Probability density estimation is a central task in statistics. Copula-based models provide a great deal of flexibility in modelling multivariate distributions, allowing for the specifications of models for the marginal distributions separately from the dependence structure (copula) that links them to form a joint distribution. Choosing a class of copula models is not a trivial task and its misspecification can lead to wrong conclusions. We introduce a novel class of random Bernstein copula functions, and studied its support and the behavior of its posterior distribution. The proposal is based on a particular class of random grid-uniform copulas, referred to as yett-uniform copulas.
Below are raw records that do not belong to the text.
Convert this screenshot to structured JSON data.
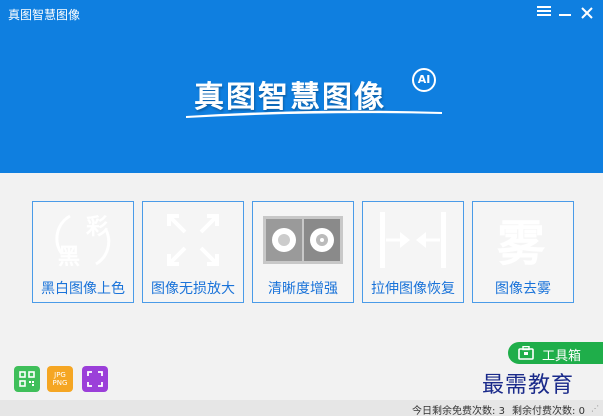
{
  "window": {
    "title": "真图智慧图像"
  },
  "logo": {
    "text": "真图智慧图像",
    "badge": "AI"
  },
  "tools": [
    {
      "label": "黑白图像上色",
      "icon": "colorize-icon",
      "icon_text_a": "黑",
      "icon_text_b": "彩"
    },
    {
      "label": "图像无损放大",
      "icon": "enlarge-arrows-icon"
    },
    {
      "label": "清晰度增强",
      "icon": "sharpen-roses-icon"
    },
    {
      "label": "拉伸图像恢复",
      "icon": "stretch-restore-icon"
    },
    {
      "label": "图像去雾",
      "icon": "dehaze-icon",
      "icon_text": "雾"
    }
  ],
  "bottom_icons": [
    {
      "name": "qr-code-icon"
    },
    {
      "name": "format-convert-icon",
      "line1": "JPG",
      "line2": "PNG"
    },
    {
      "name": "crop-icon"
    }
  ],
  "toolbox": {
    "label": "工具箱"
  },
  "watermark": {
    "text": "最需教育"
  },
  "status": {
    "free_label": "今日剩余免费次数:",
    "free_count": "3",
    "paid_label": "剩余付费次数:",
    "paid_count": "0"
  },
  "colors": {
    "header_blue": "#0f7fe0",
    "card_border": "#4a9be8",
    "label_blue": "#1a73d9",
    "toolbox_green": "#1fae4a"
  }
}
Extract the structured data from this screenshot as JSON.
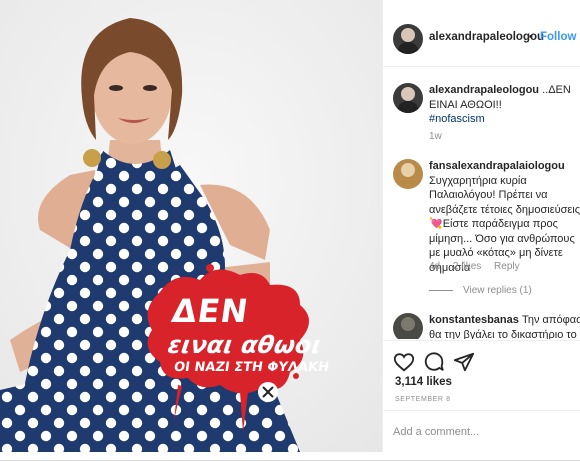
{
  "post": {
    "author": "alexandrapaleologou",
    "follow_label": "Follow",
    "separator": "•",
    "caption": {
      "user": "alexandrapaleologou",
      "text": "..ΔΕΝ ΕΙΝΑΙ ΑΘΩΟΙ!!",
      "hashtag": "#nofascism",
      "time": "1w"
    },
    "comments": [
      {
        "user": "fansalexandrapalaiologou",
        "text": "Συγχαρητήρια κυρία Παλαιολόγου! Πρέπει να ανεβάζετε τέτοιες δημοσιεύσεις! 💘Είστε παράδειγμα προς μίμηση... Όσο για ανθρώπους με μυαλό «κότας» μη δίνετε σημασία",
        "time": "4d",
        "likes": "2 likes",
        "reply": "Reply",
        "view_replies": "View replies (1)"
      },
      {
        "user": "konstantesbanas",
        "text": "Την απόφαση θα την βγάλει το δικαστήριο το"
      }
    ],
    "like_count": "3,114 likes",
    "date": "SEPTEMBER 8",
    "add_comment_placeholder": "Add a comment..."
  },
  "sticker": {
    "line1": "ΔΕΝ",
    "line2": "ειναι αθωοι",
    "line3": "ΟΙ ΝΑΖΙ ΣΤΗ ΦΥΛΑΚΗ",
    "color": "#d8232a"
  },
  "icons": {
    "like": "heart-icon",
    "comment": "comment-bubble-icon",
    "share": "paper-plane-icon"
  },
  "colors": {
    "link": "#3897f0",
    "dress": "#1f3a6e",
    "muted": "#8e8e8e"
  }
}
Alternative Markov chain Monte Carlo algorithms for exploring the posterior distribution under the proposed model are also studied. The methodology is illustrated by means of simulated and real data.

翻译：概率密度估计是统计学的核心任务。基于Copula的模型为多元分布建模提供了极大的灵活性，允许分别设定边际分布模型和连接它们以形成联合分布的相依结构（Copula）。选择一类Copula模型并非易事，其错误设定可能导致错误结论。我们引入了一类新的随机伯恩斯坦Copula函数，并研究了其支撑集及后验分布的行为。该方案基于一类特定的随机网格均匀Copula，称为Yett均匀Copula。我们还研究了在本文模型下探索后验分布的替代马尔可夫链蒙特卡洛算法。通过模拟数据和真实数据验证了该方法的有效性。